Ensuite ils repartaient à pied vers les boulevards de ceinture. Bon, dit Jouve, je vais constituer un petit dossier. Si vous pouviez me noter ce que vous avez sur elle. Bien sûr, dit Salvador en extrayant de sa poche un nouveau document, je vous ai préparé ça. Je vous ai marqué tout ce que j'ai pu trouver sur ce papier. Belle fille en tout cas, trouva Jouve en feuilletant les photos. Je peux les garder ? Naturellement, dit Salvador.

Ensemble ils repassèrent devant le siège du contre-espionnage dont on ne distinguait que les étages supérieurs derrière un mur d'enceinte aveugle, hérissé de caméras fixes braquées sur les trottoirs et de chevaux de frise barbelés. Boulonnés de loin en loin, des panneaux d'émail dissuadaient de filmer ou de photographier la zone, classée militaire et témoignant des conceptions successives, entre 1860 et 1960, de l'architecture administrative. Une haute tour métallique maigre y supportait nombre d'antennes orientées vers les quatre coins du monde et le seul accès consistait en un portail monté sur rails, par où entraient et sortaient nerveusement des véhicules français contenant des sujets flous. Deux factionnaires en uniforme veillaient mimétiquement sur ce portail, expression dissuasive et teint brouillé comme lui, regard masqué par des lunettes en verre miroir.

- Je ne vous le cache pas, dit Salvador, ça risque de ne pas être facile. On a un peu cherché de notre côté, mais ça n'a rien donné. On dirait qu'elle n'a plus fait signe à personne depuis, je vous dis, pratiquement quatre ans.

- On va voir, dit Jouve, je vais tout de suite vous mettre quelqu'un là-dessus. Mais qui ? se demanda-t-il. Il y a Boccara qui ne serait pas mal, je vais voir s'il est libre. Sinon Kastner, peut-être. Oui, plutôt Kastner. Un type gentil qui pourrait vous arranger ça très bien. C'est son identité, d'abord ?

- Pardon, fit Salvador, quelle identité ?

- Ça, ce nom, dit Jouve en posant un index sur Gloria Stella. Ça fait un peu barque de pêche, comme nom, vous ne trouvez pas ?

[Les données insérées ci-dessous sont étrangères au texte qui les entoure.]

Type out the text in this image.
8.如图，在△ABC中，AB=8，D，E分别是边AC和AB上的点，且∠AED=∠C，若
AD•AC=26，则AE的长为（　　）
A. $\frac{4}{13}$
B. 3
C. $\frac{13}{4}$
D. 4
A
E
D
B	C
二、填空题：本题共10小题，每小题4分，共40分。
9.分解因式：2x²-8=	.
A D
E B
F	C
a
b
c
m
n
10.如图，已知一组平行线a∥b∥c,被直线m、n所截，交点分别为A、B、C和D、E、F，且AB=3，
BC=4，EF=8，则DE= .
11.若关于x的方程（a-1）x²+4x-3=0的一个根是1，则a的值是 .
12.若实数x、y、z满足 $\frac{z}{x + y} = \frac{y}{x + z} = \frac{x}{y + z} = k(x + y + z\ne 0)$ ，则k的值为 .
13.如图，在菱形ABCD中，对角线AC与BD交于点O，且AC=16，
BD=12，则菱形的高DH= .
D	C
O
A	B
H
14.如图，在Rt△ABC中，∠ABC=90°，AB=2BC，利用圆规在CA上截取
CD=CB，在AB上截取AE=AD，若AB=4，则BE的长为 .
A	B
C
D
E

- Ah oui, dit Salvador, mais non, bien sûr que non. Mais vous verrez, je vous ai tout marqué sur le papier.

2

Jean-Claude Kastner atteignit en fin d'après-midi la petite zone industrielle qui donne une première idée de Saint-Brieuc. Il rangea sa voiture sur le parking d'une usine d'aliments pour animaux puis chercha dans la boîte à gants un pochon de plastique opaque, fermé par un système de velcro, qu'il posa sur ses genoux sans l'ouvrir aussitôt. D'abord il se pressa les yeux, du bout des doigts mais fortement, pour les purger de quatre cents kilomètres d'autoroute.

Le pochon contenait les documents communiqués l'avant-veille à Jouve par Salvador, avec la carte Michelin 58 qui détaille la Bretagne entre Lamballe et Brest. Dans un pli de la péninsule était glissée une liste manuscrite de villages portuaires essaimés sur la côte ainsi que d'autres à l'intérieur des terres, d'ici jusqu'à Saint-Pol-de-Léon. Selon les premiers recoupements opérés par Jouve, là pouvait résider la femme - une belle grande personne blonde intimidante - représentée sur les photos sous divers angles et divers cieux. Dressant le circuit des jours à venir, Jean-Claude Kastner fit se joindre au crayon rouge, à même la carte routière, les agglomérations qu'il faudrait visiter. Une fois celles-ci reliées par une ligne brisée, comme dans les jeux des magazines, le parcours ne dessinait pas de figure identifiable et cela déçut distraitement Kastner.